答えを探し出す - 小中高留学
「答えは与えられるものではない」というのが、英語圏の教育の根本にあります。もちろん、基礎知識の部分においては、単語を覚える作業や、英語の文法、語法などを記憶するという単純作業はあります。しかし、日本の英語学習がもっぱら解釈を中心に行われ、社会や理科などは、覚える範囲がやたらと多いのに対して、英語圏の勉強では、君はどう思うか、君ならどうするか、などの仮説を多用します。そして、その根拠作りとしてのリサーチ(調査)や研究が課せられるのです。
「答えは与えられる」、あるいは「答えに至るまでのプロセス」がかなり正確に決められることの多い日本の場合、一定のマニュアルに沿って学習すれば、その成果は明確に得ることができると思います。しかし、そのマニュアルには、自分の考えが求められることはありません。
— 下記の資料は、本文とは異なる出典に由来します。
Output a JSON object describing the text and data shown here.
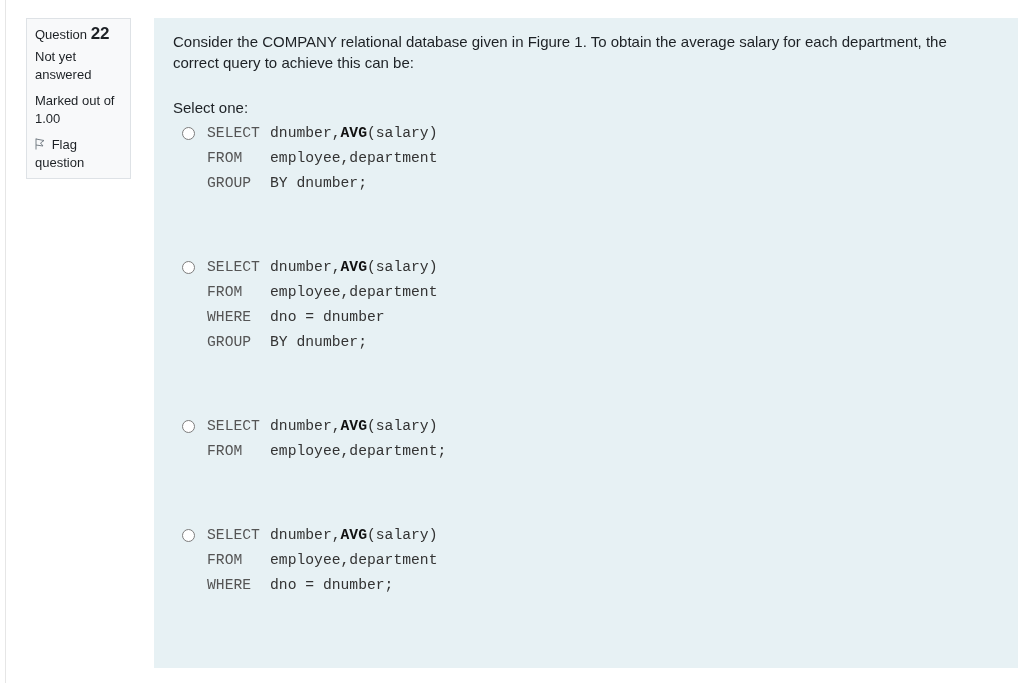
{
  "info": {
    "question_label": "Question",
    "question_number": "22",
    "state": "Not yet answered",
    "mark": "Marked out of 1.00",
    "flag": {
      "label": "Flag question",
      "flagged": false
    }
  },
  "question": {
    "text": "Consider the COMPANY relational database given in Figure 1. To obtain the average salary for each department, the correct query to achieve this can be:",
    "prompt": "Select one:",
    "options": [
      {
        "selected": false,
        "lines": [
          {
            "keyword": "SELECT",
            "text": "dnumber,**AVG**(salary)"
          },
          {
            "keyword": "FROM",
            "text": "employee,department"
          },
          {
            "keyword": "GROUP",
            "text": "BY dnumber;"
          }
        ]
      },
      {
        "selected": false,
        "lines": [
          {
            "keyword": "SELECT",
            "text": "dnumber,**AVG**(salary)"
          },
          {
            "keyword": "FROM",
            "text": "employee,department"
          },
          {
            "keyword": "WHERE",
            "text": "dno = dnumber"
          },
          {
            "keyword": "GROUP",
            "text": "BY dnumber;"
          }
        ]
      },
      {
        "selected": false,
        "lines": [
          {
            "keyword": "SELECT",
            "text": "dnumber,**AVG**(salary)"
          },
          {
            "keyword": "FROM",
            "text": "employee,department;"
          }
        ]
      },
      {
        "selected": false,
        "lines": [
          {
            "keyword": "SELECT",
            "text": "dnumber,**AVG**(salary)"
          },
          {
            "keyword": "FROM",
            "text": "employee,department"
          },
          {
            "keyword": "WHERE",
            "text": "dno = dnumber;"
          }
        ]
      }
    ]
  }
}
したがって、日本史などの学習は、重要年代を中心にひたすら事件、年代、中心人物、事件の特徴などを覚え込む作業が必要となります。好むと好まざるとにかかわらず、この作業がこなせなければ、試験の結果は悲惨なものになります。それがどれだけ退屈かなどということはできません。それすなわち、落ちこぼれることに直結しかねないからです。
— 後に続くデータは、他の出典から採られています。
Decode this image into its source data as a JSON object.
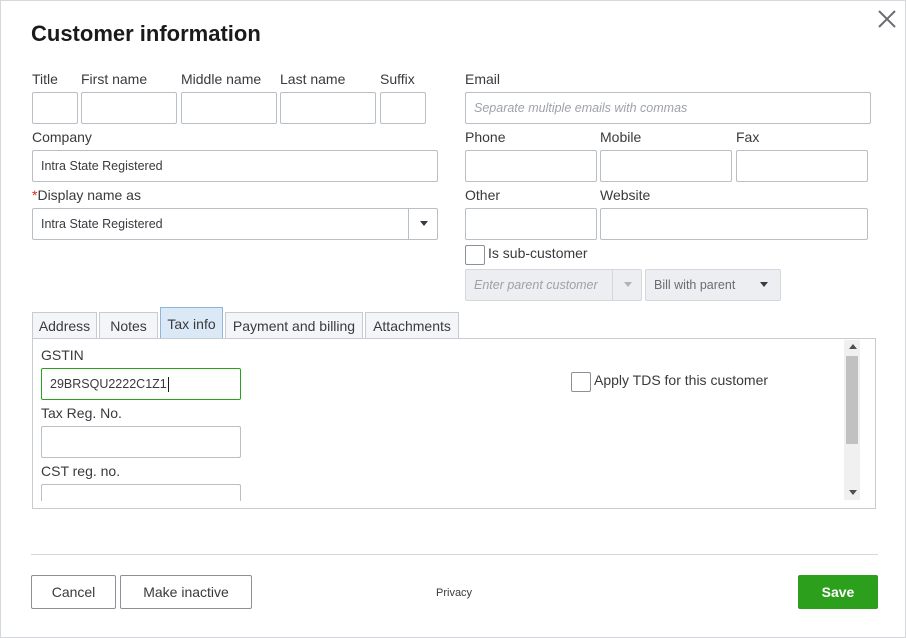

かくして、日本のいわゆる受験生たちは、段階的に覚え込む量を増やしていき、大学に入った途端に今まで積み上げてきた学習のハシゴを、すぱっと外されるわけです。覚えることが大部分を占めてきた学習から、いきなり創造的学習に切り替えるといってもうまくいかないのが当たり前です。また、覚えることに徹してきた結果、応用的な発想や自らの考えを求められても、うまく表現する方法などは、勉強していませんから、ゼロからのスタートとなってしまいます。
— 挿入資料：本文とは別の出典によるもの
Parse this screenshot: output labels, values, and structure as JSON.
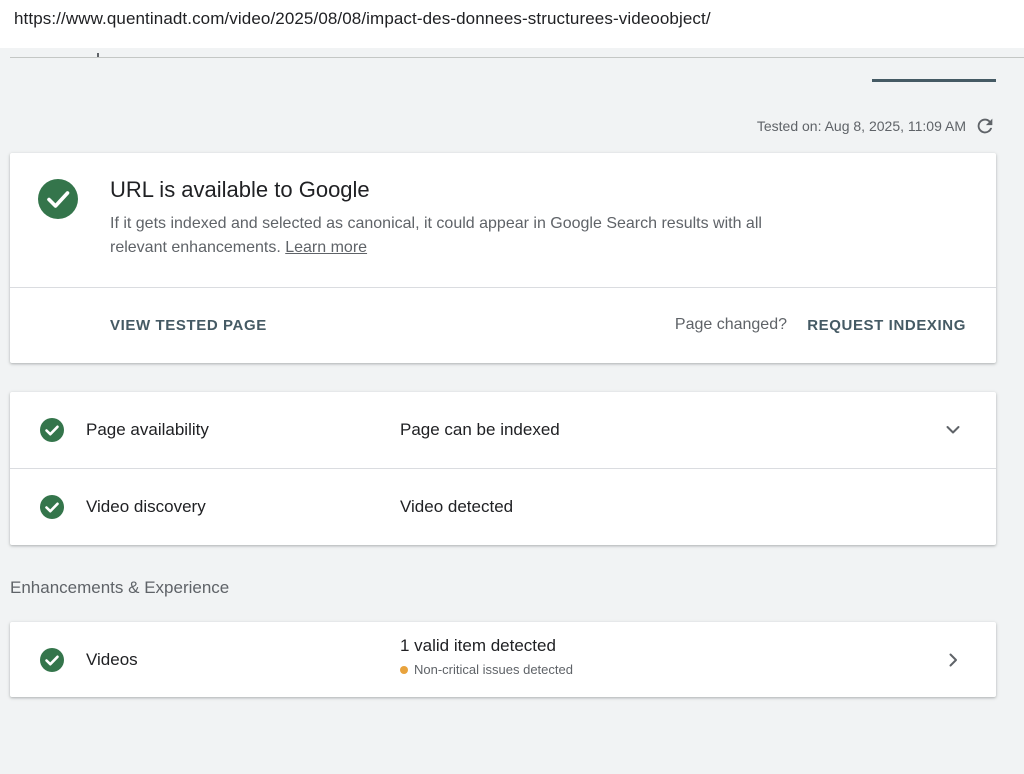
{
  "browser": {
    "url": "https://www.quentinadt.com/video/2025/08/08/impact-des-donnees-structurees-videoobject/"
  },
  "header": {
    "tested_on": "Tested on: Aug 8, 2025, 11:09 AM",
    "refresh_icon": "refresh-icon"
  },
  "summary": {
    "status_icon": "check-circle-icon",
    "title": "URL is available to Google",
    "description": "If it gets indexed and selected as canonical, it could appear in Google Search results with all relevant enhancements.",
    "learn_more": "Learn more",
    "view_tested_page": "VIEW TESTED PAGE",
    "page_changed": "Page changed?",
    "request_indexing": "REQUEST INDEXING"
  },
  "checks": [
    {
      "label": "Page availability",
      "value": "Page can be indexed",
      "icon": "check-circle-icon",
      "action_icon": "chevron-down-icon"
    },
    {
      "label": "Video discovery",
      "value": "Video detected",
      "icon": "check-circle-icon"
    }
  ],
  "enhancements": {
    "section_title": "Enhancements & Experience",
    "items": [
      {
        "label": "Videos",
        "value": "1 valid item detected",
        "note": "Non-critical issues detected",
        "icon": "check-circle-icon",
        "action_icon": "chevron-right-icon"
      }
    ]
  },
  "colors": {
    "success": "#34754b",
    "warning": "#e8a33d",
    "accent": "#455a64"
  }
}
英語に関して言えば、中学高校と6年間もかなりの時間を割いて、学校で勉強し、その結果が他のどの科目よりも重視されるにもかかわらず、大学を卒業しても英会話もまともに出来ない理由は、英語学習の目的が、受験という特別な分野にセットされているからにほかなりません。それをおおよその人は認識しているにも関わらず、日本の英語教育はドラスティックには変化することはありません。これからもないでしょう。
では、TOEFLやTOEICといった英語試験を、受験に採用すればどうかということですが、おそらく、うまくいかないでしょう。なぜならば、試験の目的とするところが、日本の受験生には合致しないからです。